Nearly two-thirds of B2B buyers now use GenAI as much as or more than search when researching vendors, while 47% already use AI in time-sensitive stages such as market research and questionnaire drafting (Responsive, 2025).
This means your company may be evaluated long before a buyer visits your website, fills out a form, or speaks with your sales team.
For manufacturers and distributors, Q3 planning should now include more than campaign budgets, trade show schedules, and lead targets.
It should include a clear audit of what AI systems can understand about your products, capabilities, technical expertise, and market position.
WebriQ helps manufacturers and distributors use an AI visibility audit as a strategic checkpoint before second-half marketing decisions are finalized.
The goal is simple: identify where your company is visible, where competitors may be easier to find, and what needs to be fixed before a budget is committed.
- Review your AI visibility gaps through WebriQ's strategic checkpoint, and learn more in The AI Adoption Imperative.
An AI visibility audit should check whether your company can be found, understood, and recommended when buyers use AI tools for research.
It should not only look at traffic, rankings, or page views.
It should review your product pages, technical documents, FAQs, and supporting content through the lens of AI-driven discovery.
Before Q3, the audit should help your team decide what needs attention first.
Check whether each product page includes clear names, categories, specifications, use cases, applications, and supporting details.

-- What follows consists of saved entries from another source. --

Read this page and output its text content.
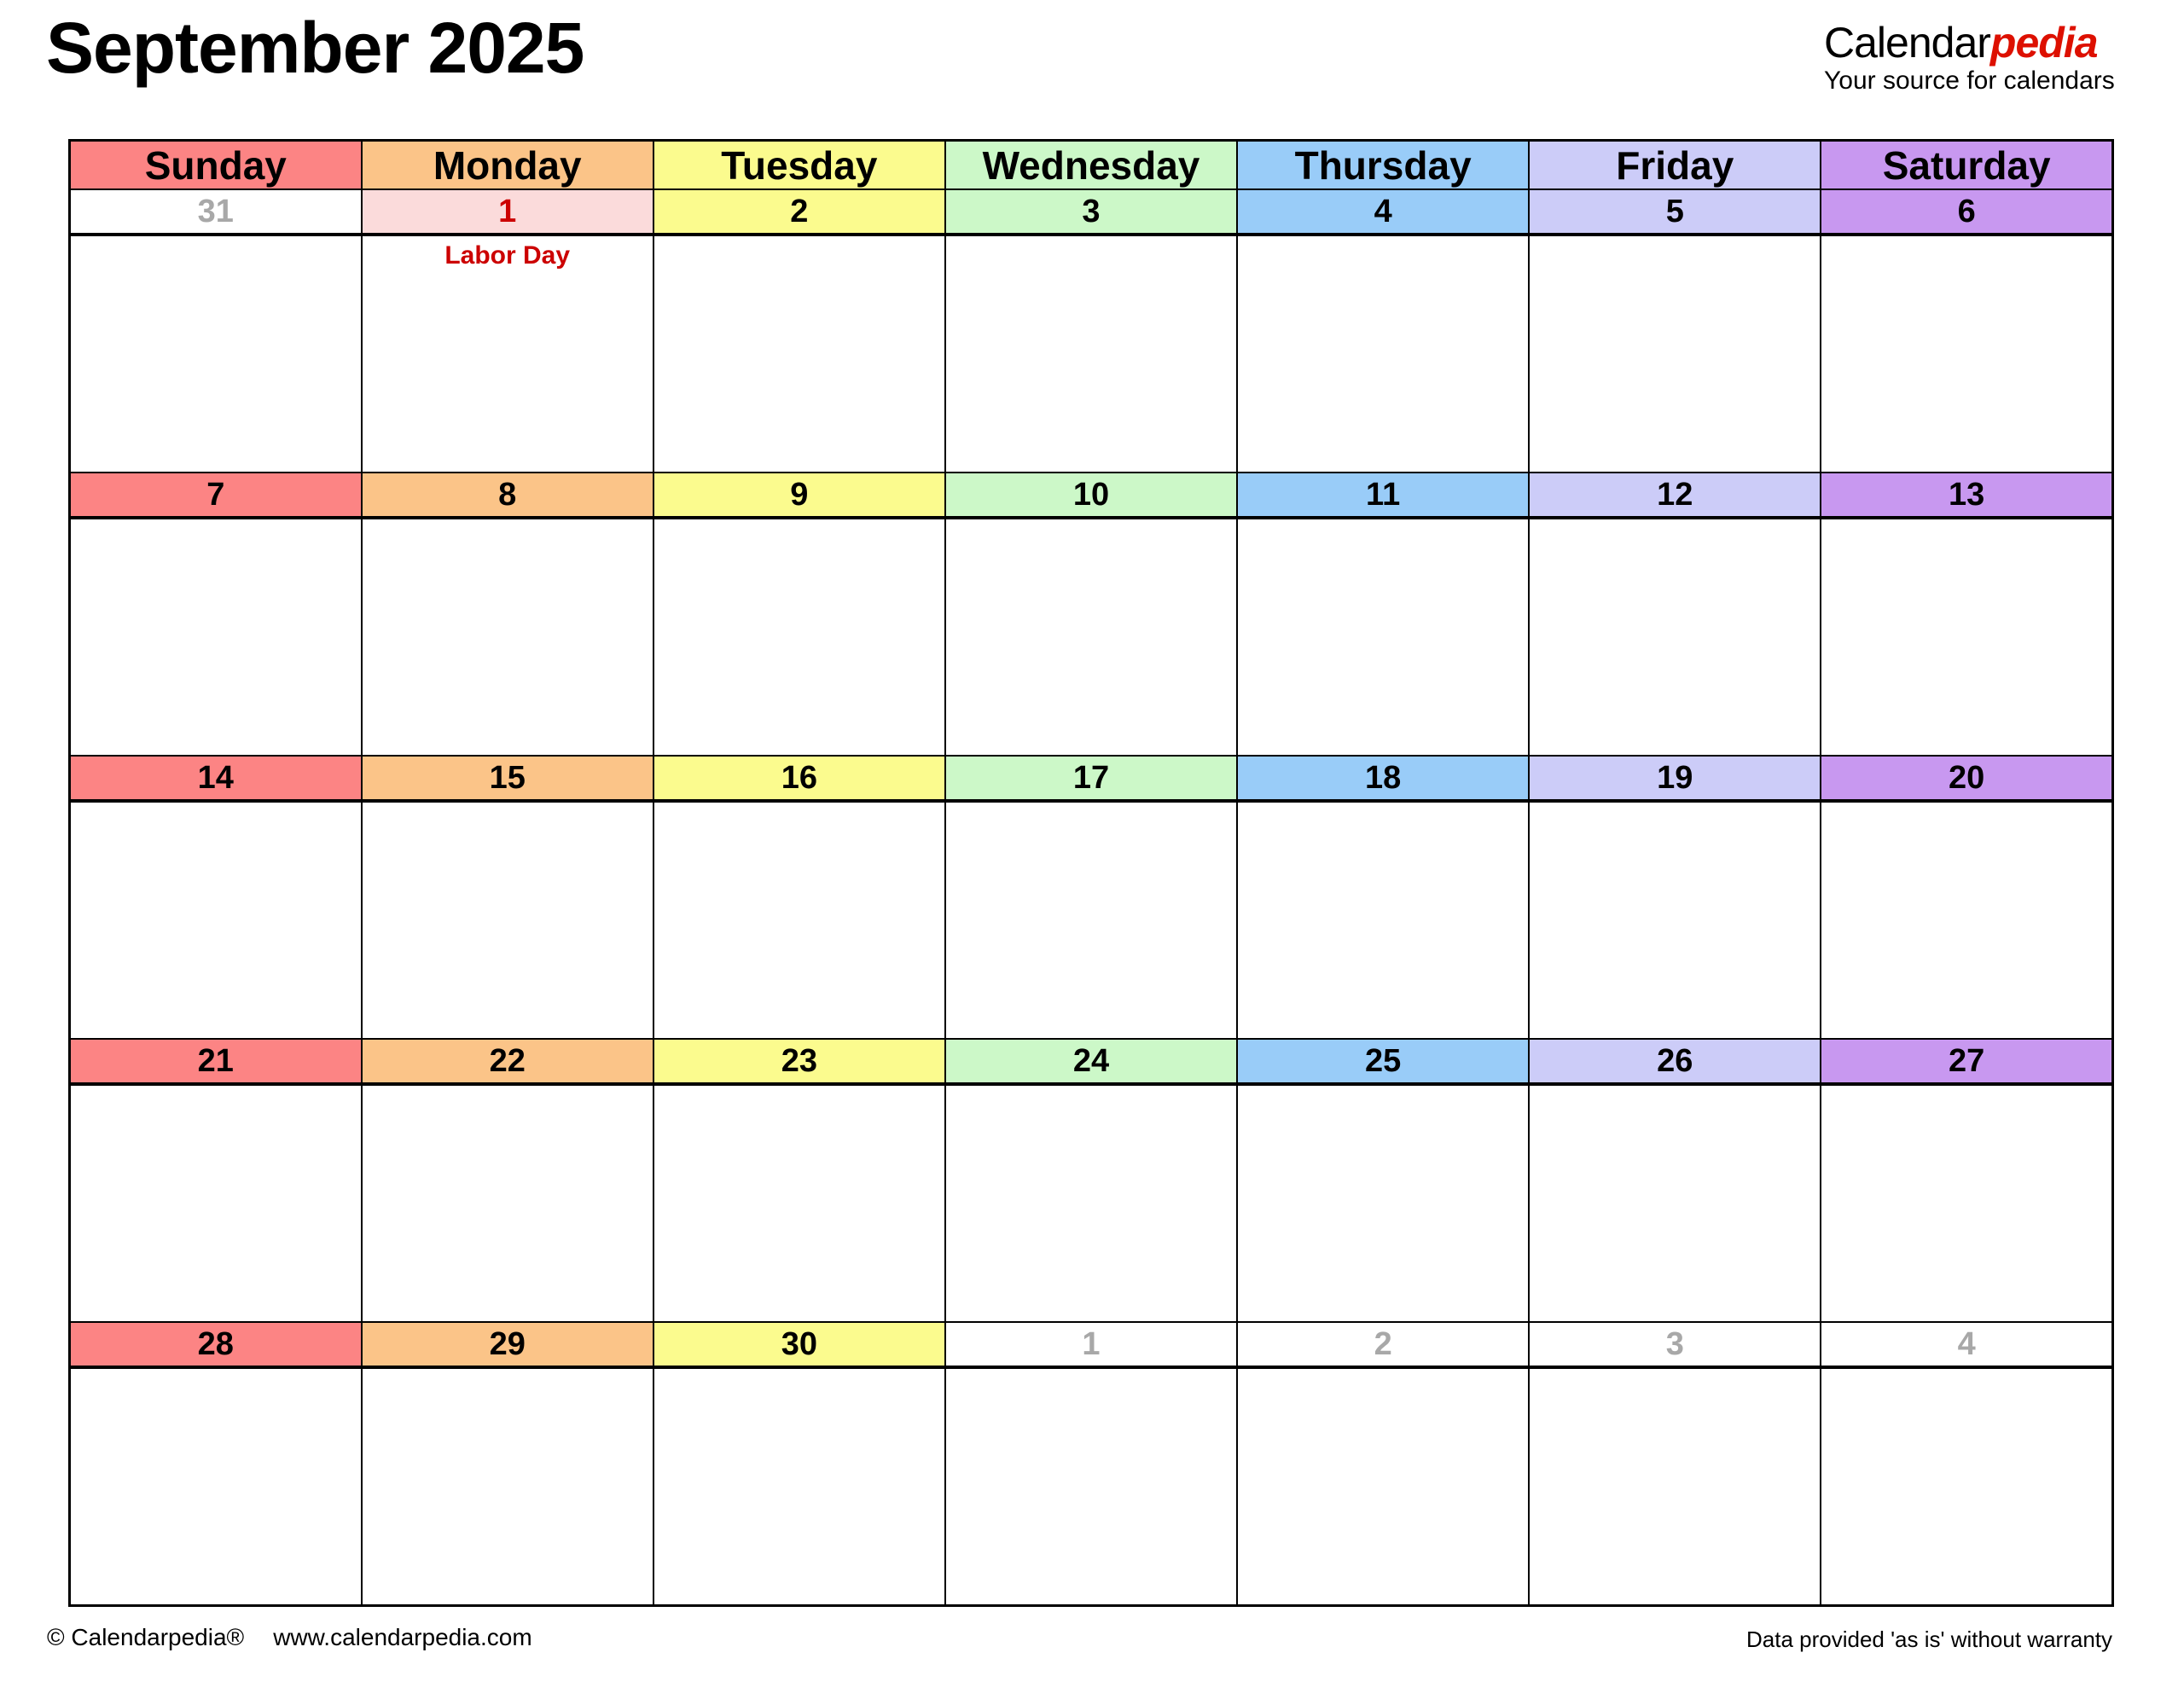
September 2025	Calendarpedia
Your source for calendars
Sunday	Monday	Tuesday	Wednesday	Thursday	Friday	Saturday
31	1	2	3	4	5	6

	Labor Day					

7	8	9	10	11	12	13

14	15	16	17	18	19	20

21	22	23	24	25	26	27

28	29	30	1	2	3	4

© Calendarpedia® www.calendarpedia.com	Data provided 'as is' without warranty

If the page only gives a short description, AI systems may not have enough context to connect your product to buyer questions.
Look at PDFs, manuals, spec sheets, installation guides, and product catalogs.
Strong information can still be invisible if it is locked inside old files or scattered across disconnected pages.
Your FAQs and support content should answer the questions buyers ask before contacting sales.
This includes product fit, applications, compatibility, installation, lead times, certifications, and service areas.
For more context on this process, read: What A Successful AI Visibility Audit Actually Looks Like
Manufacturers can use an audit to decide where second-half marketing money should go.
Instead of spreading budget across disconnected campaigns, your team can focus on the content and visibility gaps most likely to affect discovery and shortlisting.
This makes the audit a practical planning tool, not just a reporting exercise.
It helps leadership connect marketing activity to buyer behavior.
Start with product lines that drive revenue, support dealer demand, or influence specification decisions.
These pages should be complete, clear, and easy for both buyers and AI systems to interpret.
Some content may not need to be rewritten from scratch.
It may need to be reorganized into clearer pages, stronger FAQs, better product details, or more useful application guides.
AI visibility work takes time to measure, but it can still be planned in practical stages.
Your audit should show what can be improved before Q3, what needs a longer timeline, and what should be tracked over the second half of the year.
Learn more in our blog: How Long Does It Take To See Results From AI Visibility Work
Smart teams should prioritize the content that buyers rely on when comparing products, suppliers, and technical fit.
This usually includes product pages, application guides, FAQs, technical resources, and category-level explanations.
These assets help AI systems connect your company to relevant buyer questions.
They also support sales conversations once buyers reach your team.
Add complete descriptions, specifications, applications, materials, options, and supporting details.
A short page may be easy to publish, but it often fails to explain why your product fits a buyer’s need.
Old PDFs, outdated catalogs, and scattered documents should be reviewed before Q3.
The information may still be valuable, but it needs to be easier to access, read, and connect to the right product or category.
Your audit should show where competitors appear more clearly in AI-driven answers.
This helps your team understand whether the issue is content quality, missing product data, weak topic coverage, or lack of structured information.
For a related mid-year planning perspective, read: A Mid-Year Checkpoint For Manufacturers
An AI visibility audit before Q3 gives manufacturers and distributors a clearer view of what buyers and AI systems can actually see.
It helps your team plan around evidence instead of assumptions.
It also gives leadership a practical way to connect content improvements with second-half marketing priorities.
Talk to an expert to identify where your content, product data, and visibility gaps may affect AI-driven discovery before Q3.
An AI visibility audit checks whether your company, products, and expertise can be found and understood by AI-driven search and answer systems.
Manufacturers should run an audit before Q3 so they can identify product data, content, and visibility gaps before finalizing second-half marketing budgets.
Start with product pages, technical documents, FAQs, application guides, and any content buyers use to compare your company against competitors.